7. The International Finance Corporation (IFC) is working to identify specific actions to promote a sound business enabling environment, while investing in projects that support the development of a sustainable private sector and income-generating activities. Recent investments have been in cellular telecommunications (Digicel—US$15 million in each of FY 2006 and FY 2007), textiles (Grupo M—US$20 million in FY 2004), and microfinance (MicroCredit National—US$0.4 million in FY 2004). In May, the IFC approved a US$2.0 million trade finance line for Capital Bank.

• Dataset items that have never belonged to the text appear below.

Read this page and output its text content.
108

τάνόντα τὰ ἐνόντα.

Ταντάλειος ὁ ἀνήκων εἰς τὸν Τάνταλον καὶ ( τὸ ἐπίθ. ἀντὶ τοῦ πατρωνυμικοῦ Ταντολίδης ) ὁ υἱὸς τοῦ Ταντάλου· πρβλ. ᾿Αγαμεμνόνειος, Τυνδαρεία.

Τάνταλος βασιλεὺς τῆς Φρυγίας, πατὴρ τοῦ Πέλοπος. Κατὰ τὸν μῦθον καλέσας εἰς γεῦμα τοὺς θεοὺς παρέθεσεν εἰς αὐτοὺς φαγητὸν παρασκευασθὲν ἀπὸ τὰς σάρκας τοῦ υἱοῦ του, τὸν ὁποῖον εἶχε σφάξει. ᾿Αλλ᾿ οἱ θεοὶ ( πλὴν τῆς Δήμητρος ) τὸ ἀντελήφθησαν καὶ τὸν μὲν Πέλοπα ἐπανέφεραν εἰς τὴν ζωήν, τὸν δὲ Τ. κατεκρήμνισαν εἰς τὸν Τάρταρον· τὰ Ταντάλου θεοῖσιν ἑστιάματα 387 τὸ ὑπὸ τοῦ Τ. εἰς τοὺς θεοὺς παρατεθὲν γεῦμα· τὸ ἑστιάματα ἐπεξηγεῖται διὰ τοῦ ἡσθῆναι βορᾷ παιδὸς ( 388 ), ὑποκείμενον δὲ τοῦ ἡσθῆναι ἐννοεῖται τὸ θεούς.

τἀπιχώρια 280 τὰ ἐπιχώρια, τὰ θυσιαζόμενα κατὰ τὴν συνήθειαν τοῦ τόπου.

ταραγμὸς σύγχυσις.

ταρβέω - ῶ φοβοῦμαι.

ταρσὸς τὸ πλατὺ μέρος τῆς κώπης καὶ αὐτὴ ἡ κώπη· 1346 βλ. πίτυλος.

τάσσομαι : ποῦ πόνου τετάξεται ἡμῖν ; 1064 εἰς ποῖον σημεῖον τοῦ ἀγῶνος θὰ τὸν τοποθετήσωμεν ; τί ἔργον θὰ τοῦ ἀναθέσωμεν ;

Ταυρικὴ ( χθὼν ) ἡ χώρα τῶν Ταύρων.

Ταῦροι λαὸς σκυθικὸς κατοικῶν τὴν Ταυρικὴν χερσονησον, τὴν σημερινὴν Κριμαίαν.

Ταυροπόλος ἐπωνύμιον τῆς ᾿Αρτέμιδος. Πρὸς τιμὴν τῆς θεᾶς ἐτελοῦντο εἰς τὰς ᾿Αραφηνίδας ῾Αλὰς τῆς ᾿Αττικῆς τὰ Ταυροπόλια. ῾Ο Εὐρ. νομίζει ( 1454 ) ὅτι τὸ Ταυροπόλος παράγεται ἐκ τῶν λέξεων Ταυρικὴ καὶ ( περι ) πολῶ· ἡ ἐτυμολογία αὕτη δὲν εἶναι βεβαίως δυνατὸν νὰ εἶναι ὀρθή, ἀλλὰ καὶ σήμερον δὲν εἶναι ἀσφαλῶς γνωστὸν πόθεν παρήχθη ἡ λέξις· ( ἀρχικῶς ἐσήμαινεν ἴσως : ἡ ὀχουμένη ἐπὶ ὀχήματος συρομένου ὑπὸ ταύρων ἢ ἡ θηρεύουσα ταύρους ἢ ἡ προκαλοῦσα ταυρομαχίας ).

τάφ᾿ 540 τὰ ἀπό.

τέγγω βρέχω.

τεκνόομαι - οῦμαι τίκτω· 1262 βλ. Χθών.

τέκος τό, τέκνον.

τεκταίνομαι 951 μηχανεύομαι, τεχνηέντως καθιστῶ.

In addition, IFC is discussing with the Government the provision of advisory support in the design and implementation of private sector participation transactions for the airport of Port-au-Prince and for state-owned telecom TELECO. Additional support is envisaged through the IFC LAC Facility and the Foreign Investment Advisory Service (FIAS), possibly in the following areas: (1) business simplification; (2) improving access to finance; (3) investment facilitation (notably textiles); and (4) training, through the SME Toolkit and Business Edge.